Article: 2256498 | Received 09 May 2023, Accepted 02 Sep 2023, Published online: 21 Sep 2023

Abstract

Purpose

The aim of this study was to develop prognostic scores, including the tumor burden score (TBS) and albumin-bilirubin (ALBI) grade, for evaluating the outcomes of hepatocellular carcinoma (HCC) patients after radiofrequency ablation (RFA).

Materials and Methods

This retrospective study enrolled treatment-naïve HCC patients with BCLC 0-A who underwent RFA between January 2009 and December 2019. Regular follow-up was conducted after RFA to determine progression-free survival (PFS) and overall survival (OS). The patients were randomly allocated to the training or validation datasets in a 1:1 ratio. Preoperative prognostic scores were developed based on the results of multivariate analysis. The discriminatory ability of the scores was assessed using time-dependent AUC and compared with other models.

Results

Serum alpha-fetoprotein (AFP) level and TBS were identified as independent prognostic factors for PFS, while serum AFP, TBS, and ALBI were identified as independent prognostic factors for OS in HCC patients after RFA. The time-dependent AUCs of the AFP-TBS score for the 1-, 3-, and 5-year PFS were 0.651, 0.667, and 0.620, respectively, in the training set, and 0.657, 0.687, and 0.704, respectively, in the validation set. For the 1-, 3-, and 5-year OS, the time-dependent AUCs were 0.680, 0.712, and 0.666, respectively, in the training set, and 0.712, 0.706 and 0.726 in the validation set for the AFP-TBS-ALBI score (ATA). The C-indices and AIC demonstrated that the scores provided better clinical benefits compared to other models.

Conclusion

The ATA/AT score, derived from clinical and objective laboratory variables, can assist in individually predicting the prognosis of HCC patients undergoing curative RFA.

1. Introduction

Hepatocellular carcinoma (HCC), which accounts for approximately 75% of all primary liver cancers, was the sixth most commonly diagnosed cancer and the third leading cause of cancer-related deaths worldwide in 2018 [Citation1]. Advances in diagnostic imaging and the widespread application of tumor screening in high-risk populations have improved the early detection of HCC. According to HCC practice guidelines, minimally invasive ablation is recommended as a curative treatment for very early or early-stage HCC, alongside surgical resection and liver transplantation, as it can preserve the residual normal liver tissue [Citation2,Citation3]. Radiofrequency ablation (RFA), the most commonly used thermal therapy, is typically indicated for patients with HCC within the Milan criteria [Citation4].

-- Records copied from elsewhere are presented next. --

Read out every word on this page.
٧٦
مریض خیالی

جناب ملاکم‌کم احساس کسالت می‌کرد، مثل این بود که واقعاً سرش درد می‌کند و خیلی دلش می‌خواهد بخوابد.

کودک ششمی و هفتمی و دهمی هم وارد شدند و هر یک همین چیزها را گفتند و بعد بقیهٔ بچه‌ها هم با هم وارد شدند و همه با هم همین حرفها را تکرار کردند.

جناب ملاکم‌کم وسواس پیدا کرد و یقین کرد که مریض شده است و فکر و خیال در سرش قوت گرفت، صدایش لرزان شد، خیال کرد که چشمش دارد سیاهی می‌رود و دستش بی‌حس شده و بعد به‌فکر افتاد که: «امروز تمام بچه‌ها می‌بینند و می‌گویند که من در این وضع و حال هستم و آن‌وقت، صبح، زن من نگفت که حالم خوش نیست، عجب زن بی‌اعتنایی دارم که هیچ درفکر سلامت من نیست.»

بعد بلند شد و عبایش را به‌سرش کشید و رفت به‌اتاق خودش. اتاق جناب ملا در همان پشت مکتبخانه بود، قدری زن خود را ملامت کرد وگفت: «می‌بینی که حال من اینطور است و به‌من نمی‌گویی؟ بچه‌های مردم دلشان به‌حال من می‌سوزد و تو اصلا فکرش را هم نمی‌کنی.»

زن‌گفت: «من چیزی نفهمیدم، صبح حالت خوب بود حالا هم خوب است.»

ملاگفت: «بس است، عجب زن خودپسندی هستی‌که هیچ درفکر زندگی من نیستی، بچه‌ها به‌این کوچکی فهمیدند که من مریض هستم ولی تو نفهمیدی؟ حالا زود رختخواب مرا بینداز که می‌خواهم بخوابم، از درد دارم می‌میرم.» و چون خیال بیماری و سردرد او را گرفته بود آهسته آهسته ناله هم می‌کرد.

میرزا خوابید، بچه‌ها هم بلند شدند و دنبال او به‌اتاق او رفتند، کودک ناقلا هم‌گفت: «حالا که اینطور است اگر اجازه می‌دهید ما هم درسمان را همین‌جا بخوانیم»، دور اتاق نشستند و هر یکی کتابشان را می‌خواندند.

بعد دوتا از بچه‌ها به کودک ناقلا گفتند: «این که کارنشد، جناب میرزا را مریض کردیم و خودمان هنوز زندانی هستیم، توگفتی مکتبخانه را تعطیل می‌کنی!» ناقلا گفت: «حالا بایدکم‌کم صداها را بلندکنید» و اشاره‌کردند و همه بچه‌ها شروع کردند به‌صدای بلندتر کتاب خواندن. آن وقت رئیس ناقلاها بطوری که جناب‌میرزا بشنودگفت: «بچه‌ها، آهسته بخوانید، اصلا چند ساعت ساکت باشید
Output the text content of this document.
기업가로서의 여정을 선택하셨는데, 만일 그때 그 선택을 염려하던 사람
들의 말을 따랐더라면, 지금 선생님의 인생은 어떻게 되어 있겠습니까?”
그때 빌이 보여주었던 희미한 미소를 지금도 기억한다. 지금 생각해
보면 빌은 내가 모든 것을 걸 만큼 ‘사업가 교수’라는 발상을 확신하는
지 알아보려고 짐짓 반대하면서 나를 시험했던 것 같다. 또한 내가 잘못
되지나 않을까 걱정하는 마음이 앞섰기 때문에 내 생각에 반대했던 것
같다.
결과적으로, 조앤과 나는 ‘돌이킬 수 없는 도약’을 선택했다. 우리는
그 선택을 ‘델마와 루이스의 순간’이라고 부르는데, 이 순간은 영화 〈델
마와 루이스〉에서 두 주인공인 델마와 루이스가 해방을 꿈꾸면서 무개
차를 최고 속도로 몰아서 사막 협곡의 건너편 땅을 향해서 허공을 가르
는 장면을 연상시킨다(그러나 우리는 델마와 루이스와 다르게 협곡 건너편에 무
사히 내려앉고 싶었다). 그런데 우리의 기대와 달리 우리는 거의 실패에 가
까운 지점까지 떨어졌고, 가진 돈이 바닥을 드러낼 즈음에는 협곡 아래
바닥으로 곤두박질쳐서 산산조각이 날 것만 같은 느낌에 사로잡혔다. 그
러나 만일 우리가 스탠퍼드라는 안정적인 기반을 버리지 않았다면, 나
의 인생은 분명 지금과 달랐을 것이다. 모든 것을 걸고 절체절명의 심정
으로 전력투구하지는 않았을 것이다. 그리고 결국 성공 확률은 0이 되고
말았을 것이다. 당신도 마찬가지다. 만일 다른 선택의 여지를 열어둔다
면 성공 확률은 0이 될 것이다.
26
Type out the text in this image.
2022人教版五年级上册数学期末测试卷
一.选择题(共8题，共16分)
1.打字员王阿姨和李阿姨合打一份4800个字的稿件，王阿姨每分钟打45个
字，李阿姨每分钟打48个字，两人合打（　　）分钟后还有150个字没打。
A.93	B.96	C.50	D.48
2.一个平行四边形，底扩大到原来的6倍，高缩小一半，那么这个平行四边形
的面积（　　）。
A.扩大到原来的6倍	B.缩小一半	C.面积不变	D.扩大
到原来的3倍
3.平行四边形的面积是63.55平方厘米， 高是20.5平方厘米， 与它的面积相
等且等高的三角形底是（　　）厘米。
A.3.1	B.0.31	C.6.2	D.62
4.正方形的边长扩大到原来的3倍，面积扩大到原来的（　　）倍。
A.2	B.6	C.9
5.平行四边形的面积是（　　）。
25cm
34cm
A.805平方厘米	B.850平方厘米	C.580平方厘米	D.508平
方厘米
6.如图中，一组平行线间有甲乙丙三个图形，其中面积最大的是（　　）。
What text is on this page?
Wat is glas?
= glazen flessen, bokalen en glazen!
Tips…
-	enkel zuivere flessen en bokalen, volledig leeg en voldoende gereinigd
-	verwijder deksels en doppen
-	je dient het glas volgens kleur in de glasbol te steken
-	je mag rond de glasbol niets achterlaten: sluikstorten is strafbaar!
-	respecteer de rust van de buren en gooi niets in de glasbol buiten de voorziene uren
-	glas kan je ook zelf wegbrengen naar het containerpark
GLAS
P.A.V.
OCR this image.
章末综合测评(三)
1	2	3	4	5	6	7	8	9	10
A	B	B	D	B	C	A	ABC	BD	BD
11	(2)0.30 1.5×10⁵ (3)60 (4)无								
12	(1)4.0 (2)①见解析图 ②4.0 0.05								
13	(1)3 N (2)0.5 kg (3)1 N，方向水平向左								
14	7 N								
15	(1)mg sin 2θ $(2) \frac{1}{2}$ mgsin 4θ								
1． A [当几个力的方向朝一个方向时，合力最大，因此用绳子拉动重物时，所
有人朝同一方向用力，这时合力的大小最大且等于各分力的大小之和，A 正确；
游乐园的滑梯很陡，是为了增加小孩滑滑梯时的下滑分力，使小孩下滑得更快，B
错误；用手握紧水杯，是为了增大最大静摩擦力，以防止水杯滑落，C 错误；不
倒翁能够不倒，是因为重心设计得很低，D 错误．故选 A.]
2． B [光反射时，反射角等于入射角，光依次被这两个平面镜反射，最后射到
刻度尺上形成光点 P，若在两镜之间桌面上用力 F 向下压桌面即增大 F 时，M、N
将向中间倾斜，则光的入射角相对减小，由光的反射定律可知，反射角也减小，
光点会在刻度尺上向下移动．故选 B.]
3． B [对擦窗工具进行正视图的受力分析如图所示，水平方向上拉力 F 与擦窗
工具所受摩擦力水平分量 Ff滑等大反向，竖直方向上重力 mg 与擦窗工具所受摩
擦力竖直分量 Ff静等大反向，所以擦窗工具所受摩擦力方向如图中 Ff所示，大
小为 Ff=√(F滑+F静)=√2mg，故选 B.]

Although the Barcelona Clinical Liver Cancer (BCLC) stage is a well-recognized categorization system for HCC, it may not sufficiently predict prognosis, despite its usefulness in stratifying at-risk patients [Citation5]. Previous studies have demonstrated heterogeneous outcomes among patients in the same BCLC stage, potentially due to differences in liver function and tumor burden assessment within the system [Citation6,Citation7]. Furthermore, while the local recurrence rate of RFA has decreased with technological advancements, the rates of intra- or extra-hepatic recurrence after five years following RFA for HCC remain high, exceeding 70% [Citation8]. Therefore, selecting suitable candidates for ablation is still challenging. Improved risk stratification schemes are needed to enhance patient selection and identify individuals with a high risk of recurrence, enabling the development of individualized surveillance strategies after HCC ablation.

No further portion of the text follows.